Fortunately for those engineers that attended the event expecting to see some high-technology equipment, there was plenty of it on display at the National Instruments forum itself, providing an unsettling disparity to the equipment used to build many of the aircraft housed in the historic hangers of the museum.

Despite the contrast between the technology used in the old aircraft and the microprocessor-based software-driven solutions from National Instruments, the exhibits acted as a stark reminder that designers of products for the aerospace field must always be cognisant of the fact that their equipment may have a lifecycle of many decades, rather than just a few years.

That point wasn’t lost on Sean Thompson, National Instruments’ Austin-based platform manager for aerospace and defence applications, who addressed the unique issues of developing both test systems and embedded systems with long lifecycles at his keynote speech at the forum.

Every system goes through a series of stages from the time that it is first conceived to when it is deployed in the field. From the day that its function is first defined, through design and development, production and deployment to operation and support, manufacturers must be aware that they may need to maintain the equipment over several decades.

Importantly, both the hardware and software used to build today’s aerospace systems have their own lifecycles.
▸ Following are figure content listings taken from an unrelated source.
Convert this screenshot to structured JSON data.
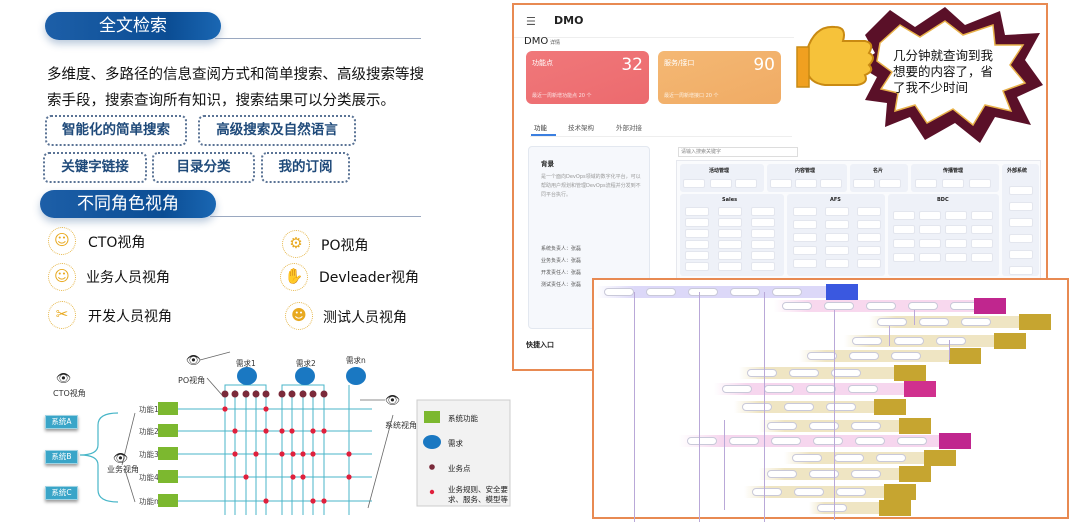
{
  "search_section": {
    "title": "全文检索",
    "description": "多维度、多路径的信息查阅方式和简单搜索、高级搜索等搜索手段，搜索查询所有知识，搜索结果可以分类展示。",
    "features": [
      "智能化的简单搜索",
      "高级搜索及自然语言",
      "关键字链接",
      "目录分类",
      "我的订阅"
    ]
  },
  "roles_section": {
    "title": "不同角色视角",
    "roles": [
      {
        "label": "CTO视角",
        "icon": "user-icon"
      },
      {
        "label": "PO视角",
        "icon": "product-owner-icon"
      },
      {
        "label": "业务人员视角",
        "icon": "user-icon"
      },
      {
        "label": "Devleader视角",
        "icon": "dev-leader-icon"
      },
      {
        "label": "开发人员视角",
        "icon": "tools-icon"
      },
      {
        "label": "测试人员视角",
        "icon": "tester-icon"
      }
    ]
  },
  "diagram": {
    "cto_view": "CTO视角",
    "po_view": "PO视角",
    "business_view": "业务视角",
    "system_view": "系统视角",
    "systems": [
      "系统A",
      "系统B",
      "系统C"
    ],
    "functions": [
      "功能1",
      "功能2",
      "功能3",
      "功能4",
      "功能n"
    ],
    "requirements": [
      "需求1",
      "需求2",
      "需求n"
    ],
    "legend": [
      {
        "label": "系统功能",
        "color": "#7cb82f"
      },
      {
        "label": "需求",
        "color": "#1a78c2"
      },
      {
        "label": "业务点",
        "color": "#7a2a3a"
      },
      {
        "label": "业务规则、安全要求、服务、模型等",
        "color": "#e0203c"
      }
    ]
  },
  "dmo_app": {
    "header_title": "DMO",
    "page_title": "DMO",
    "page_subtitle": "详情",
    "cards": [
      {
        "label": "功能点",
        "value": "32",
        "footer": "最近一周新增功能点  20 个",
        "color": "#ee6f72"
      },
      {
        "label": "服务/接口",
        "value": "90",
        "footer": "最近一周新增接口  20 个",
        "color": "#f2b06a"
      }
    ],
    "tabs": [
      "功能",
      "技术架构",
      "外部对接"
    ],
    "active_tab": "功能",
    "background_title": "背景",
    "background_text": "是一个面向DevOps领域的数字化平台，可以帮助用户规划和管理DevOps流程并分发到不同平台执行。",
    "owners": [
      "系统负责人：张磊",
      "业务负责人：张磊",
      "开发责任人：张磊",
      "测试责任人：张磊"
    ],
    "search_placeholder": "请输入搜索关键字",
    "quick_entry": "快捷入口",
    "map_groups": [
      "活动管理",
      "内容管理",
      "名片",
      "传播管理",
      "外部系统",
      "Sales",
      "AFS",
      "BDC"
    ]
  },
  "speech_bubble": {
    "text": "几分钟就查询到我想要的内容了，省了我不少时间"
  }
}
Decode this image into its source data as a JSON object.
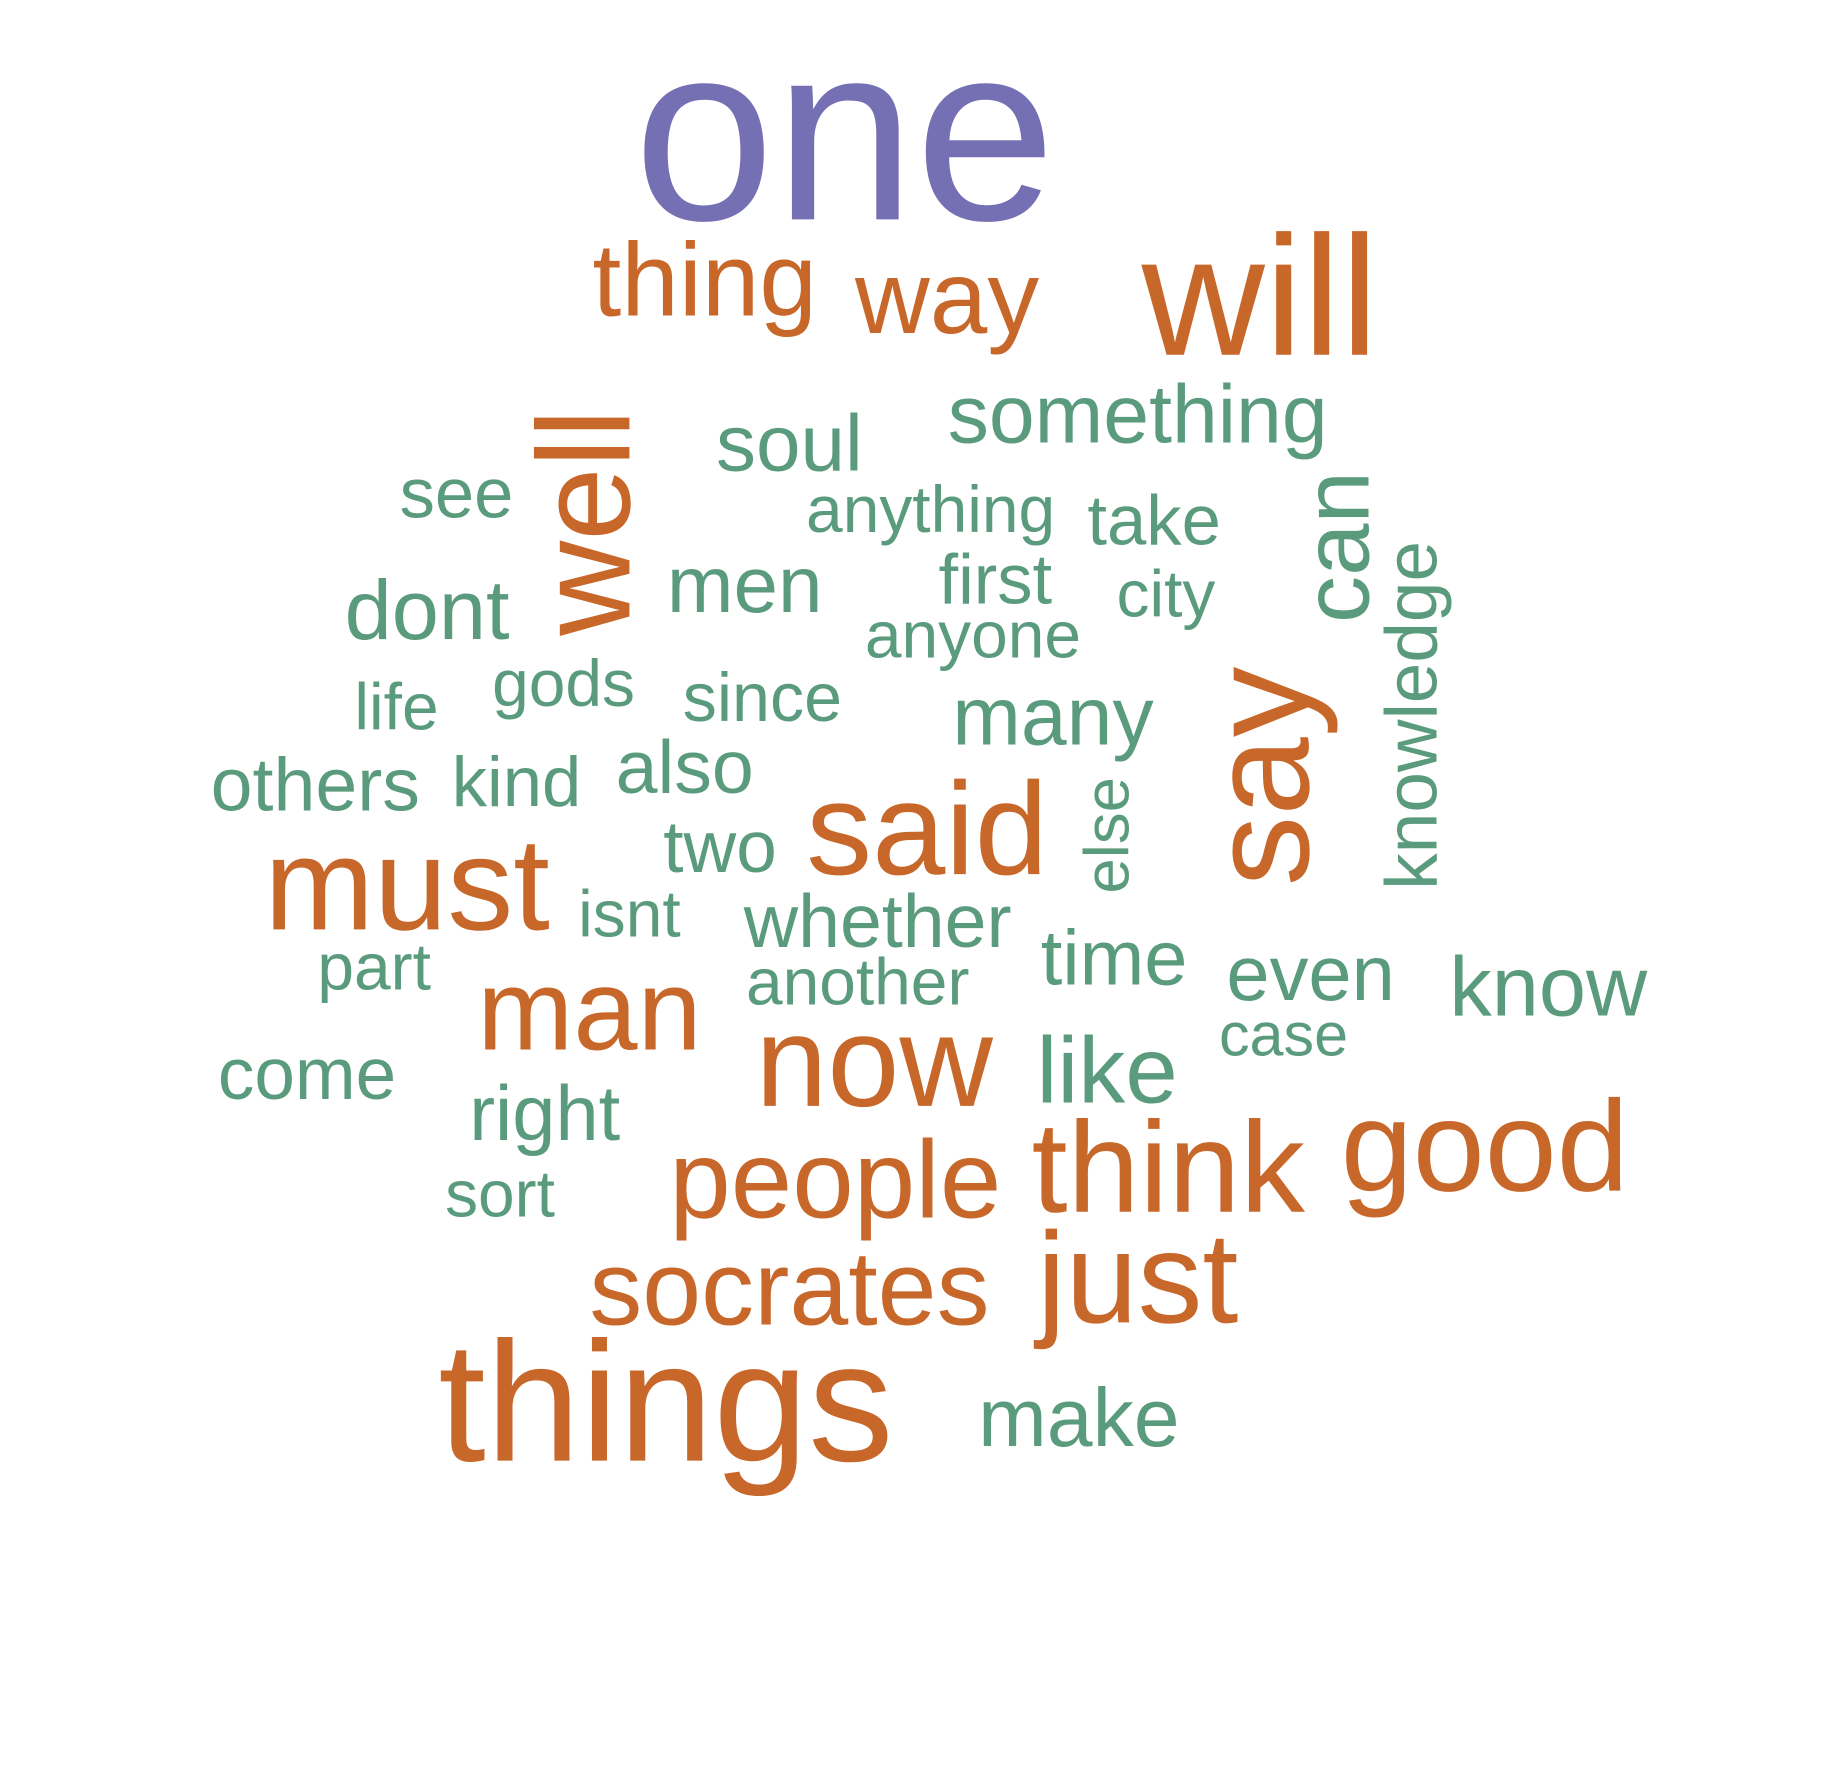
{
  "colors": {
    "top": "#7570b3",
    "high": "#c8672a",
    "mid": "#5a9b7d"
  },
  "words": [
    {
      "text": "one",
      "color": "top"
    },
    {
      "text": "thing",
      "color": "high"
    },
    {
      "text": "way",
      "color": "high"
    },
    {
      "text": "will",
      "color": "high"
    },
    {
      "text": "well",
      "color": "high"
    },
    {
      "text": "something",
      "color": "mid"
    },
    {
      "text": "soul",
      "color": "mid"
    },
    {
      "text": "see",
      "color": "mid"
    },
    {
      "text": "anything",
      "color": "mid"
    },
    {
      "text": "take",
      "color": "mid"
    },
    {
      "text": "can",
      "color": "mid"
    },
    {
      "text": "knowledge",
      "color": "mid"
    },
    {
      "text": "men",
      "color": "mid"
    },
    {
      "text": "first",
      "color": "mid"
    },
    {
      "text": "city",
      "color": "mid"
    },
    {
      "text": "dont",
      "color": "mid"
    },
    {
      "text": "anyone",
      "color": "mid"
    },
    {
      "text": "say",
      "color": "high"
    },
    {
      "text": "gods",
      "color": "mid"
    },
    {
      "text": "life",
      "color": "mid"
    },
    {
      "text": "since",
      "color": "mid"
    },
    {
      "text": "many",
      "color": "mid"
    },
    {
      "text": "others",
      "color": "mid"
    },
    {
      "text": "kind",
      "color": "mid"
    },
    {
      "text": "also",
      "color": "mid"
    },
    {
      "text": "else",
      "color": "mid"
    },
    {
      "text": "said",
      "color": "high"
    },
    {
      "text": "two",
      "color": "mid"
    },
    {
      "text": "must",
      "color": "high"
    },
    {
      "text": "isnt",
      "color": "mid"
    },
    {
      "text": "whether",
      "color": "mid"
    },
    {
      "text": "time",
      "color": "mid"
    },
    {
      "text": "part",
      "color": "mid"
    },
    {
      "text": "even",
      "color": "mid"
    },
    {
      "text": "know",
      "color": "mid"
    },
    {
      "text": "another",
      "color": "mid"
    },
    {
      "text": "man",
      "color": "high"
    },
    {
      "text": "case",
      "color": "mid"
    },
    {
      "text": "now",
      "color": "high"
    },
    {
      "text": "like",
      "color": "mid"
    },
    {
      "text": "come",
      "color": "mid"
    },
    {
      "text": "right",
      "color": "mid"
    },
    {
      "text": "good",
      "color": "high"
    },
    {
      "text": "people",
      "color": "high"
    },
    {
      "text": "think",
      "color": "high"
    },
    {
      "text": "sort",
      "color": "mid"
    },
    {
      "text": "socrates",
      "color": "high"
    },
    {
      "text": "just",
      "color": "high"
    },
    {
      "text": "things",
      "color": "high"
    },
    {
      "text": "make",
      "color": "mid"
    }
  ]
}
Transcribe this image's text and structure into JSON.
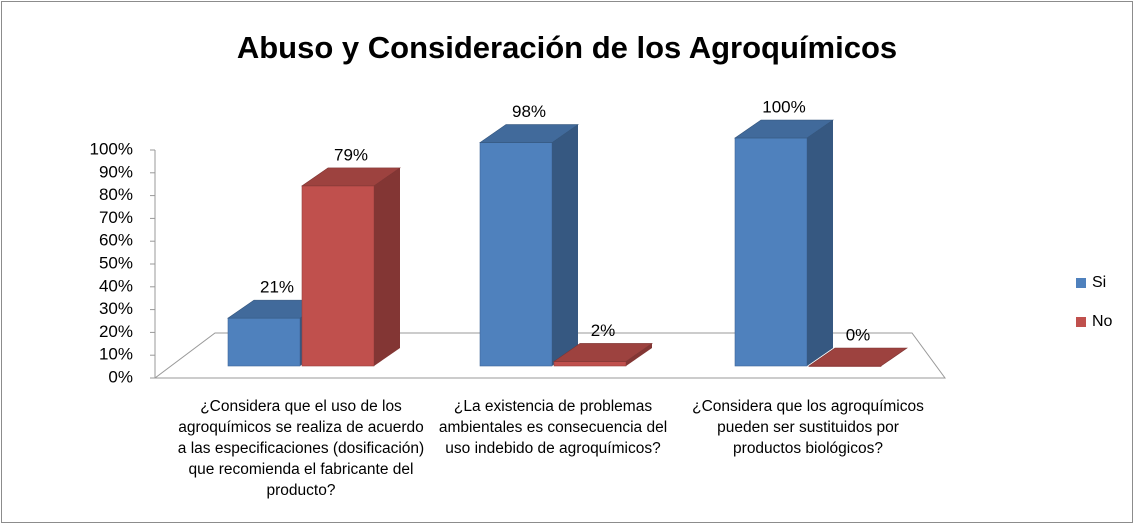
{
  "chart_data": {
    "type": "bar3d",
    "title": "Abuso y Consideración de los Agroquímicos",
    "categories": [
      "¿Considera que el uso de los agroquímicos se realiza de acuerdo a las especificaciones (dosificación) que recomienda el fabricante del producto?",
      "¿La existencia de problemas ambientales es consecuencia del uso indebido de agroquímicos?",
      "¿Considera que los agroquímicos pueden ser sustituidos por productos biológicos?"
    ],
    "series": [
      {
        "name": "Si",
        "color": "#4f81bd",
        "values": [
          21,
          98,
          100
        ],
        "value_labels": [
          "21%",
          "98%",
          "100%"
        ]
      },
      {
        "name": "No",
        "color": "#c0504d",
        "values": [
          79,
          2,
          0
        ],
        "value_labels": [
          "79%",
          "2%",
          "0%"
        ]
      }
    ],
    "ylim": [
      0,
      100
    ],
    "yticks": [
      {
        "value": 0,
        "label": "0%"
      },
      {
        "value": 10,
        "label": "10%"
      },
      {
        "value": 20,
        "label": "20%"
      },
      {
        "value": 30,
        "label": "30%"
      },
      {
        "value": 40,
        "label": "40%"
      },
      {
        "value": 50,
        "label": "50%"
      },
      {
        "value": 60,
        "label": "60%"
      },
      {
        "value": 70,
        "label": "70%"
      },
      {
        "value": 80,
        "label": "80%"
      },
      {
        "value": 90,
        "label": "90%"
      },
      {
        "value": 100,
        "label": "100%"
      }
    ],
    "legend": "right"
  }
}
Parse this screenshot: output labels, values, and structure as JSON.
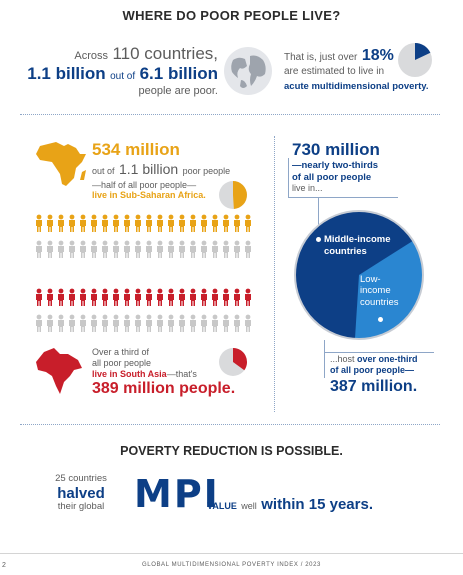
{
  "header": {
    "title": "WHERE DO POOR PEOPLE LIVE?"
  },
  "intro": {
    "across": "Across",
    "countries": "110 countries,",
    "billion_poor": "1.1 billion",
    "out_of": "out of",
    "billion_total": "6.1 billion",
    "people_poor": "people are poor.",
    "that_is": "That is, just over",
    "pct": "18%",
    "estimated": "are estimated to live in",
    "acute": "acute multidimensional poverty."
  },
  "africa": {
    "amount": "534 million",
    "out_of": "out of",
    "billion": "1.1 billion",
    "poor_people": "poor people",
    "half": "—half of all poor people—",
    "live_in": "live in Sub-Saharan Africa."
  },
  "south_asia": {
    "over_third": "Over a third of",
    "all_poor": "all poor people",
    "live_in": "live in South Asia",
    "thats": "—that's",
    "amount": "389 million people."
  },
  "income": {
    "amount": "730 million",
    "nearly": "—nearly two-thirds",
    "of_all": "of all poor people",
    "live_in": "live in...",
    "middle": "Middle-income countries",
    "low": "Low-income countries",
    "host": "...host",
    "over_third": "over one-third",
    "of_all_poor": "of all poor people—",
    "amount2": "387 million."
  },
  "reduction": {
    "title": "POVERTY REDUCTION IS POSSIBLE.",
    "countries": "25 countries",
    "halved": "halved",
    "their_global": "their global",
    "mpi": "MPI",
    "value": "VALUE",
    "well": "well",
    "within": "within 15 years."
  },
  "footer": {
    "page": "2",
    "report": "GLOBAL MULTIDIMENSIONAL POVERTY INDEX / 2023"
  },
  "colors": {
    "navy": "#0d3f86",
    "orange": "#e8a317",
    "red": "#c81e2a",
    "grey": "#5c5c5c",
    "light_blue": "#2a86d1"
  },
  "pie_shares": {
    "world_poor": 0.18,
    "africa_share": 0.49,
    "south_asia_share": 0.35,
    "middle_income": 0.65
  }
}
And the challenge faced by manufacturers is how to deal with all of the different lifecycles of such products to effectively manage the obsolescence of the hardware and software through the lifetime of their products.

According to National Instruments Thompson, although hardware is the most common cause of obsolescence in military and aerospace systems, in reality, most studies have shown that the majority of cost is incurred at the software level when designers are reacting to those changes in hardware.

Fortunately, for designers of such systems, one strategy that they can put in place to mitigate the effects of obsolescence is to design and develop systems based on modular hardware and software architectures.

On the hardware front, design engineers can take advantage of COTS electronics packaged into modules that can be deployed either to build instrumentation systems or in embedded systems. In doing so, however, Thompson said that developers should work closely with hardware suppliers such as National Instruments to identify which key hardware components may need to be supported over long periods of time, so that they can negotiate long term support contracts to mitigate risk.

Along similar lines, designers should also choose the hardware in such systems to perform just the fundamental functions that are required. Although some speciality hardware may always be needed, bringing most of the specialty functions of the system - especially analogue functions - into the software application will allow designers to exert more control over the design and minimise the risk of obsolescence.

Thompson said that another way designers can protect themselves against hardware obsolescence is to ensure that the system they design is built using stratified software layers that effectively isolate the hardware from the application. In that way, as the hardware offerings from suppliers change and functionality increases, the software interfaces through which the designer uses to control it remains stable.

No National Instruments event would be complete without some mention of the company’s graphical design software LabVIEW. Here too, Thompson was keen to point out its advantages to developers of aerospace equipment.

From an obsolescence perspective, he cited the fact that developing software in such a fashion not only enables designers to migrate code to different hosts over time if need be, but also to deploy code on FPGAs on instrumentation cards, enabling many previous analogue hardware functions to be replaced by software.

In his closing remarks to the conference, Thompson warned that no matter how well a company does develop a system to mitigate the effects of obsolescence, they should still put into place a reactive strategy that will enable them to find alternative sources of parts, to make lifetime buys, or in extreme cases, redesign the system completely.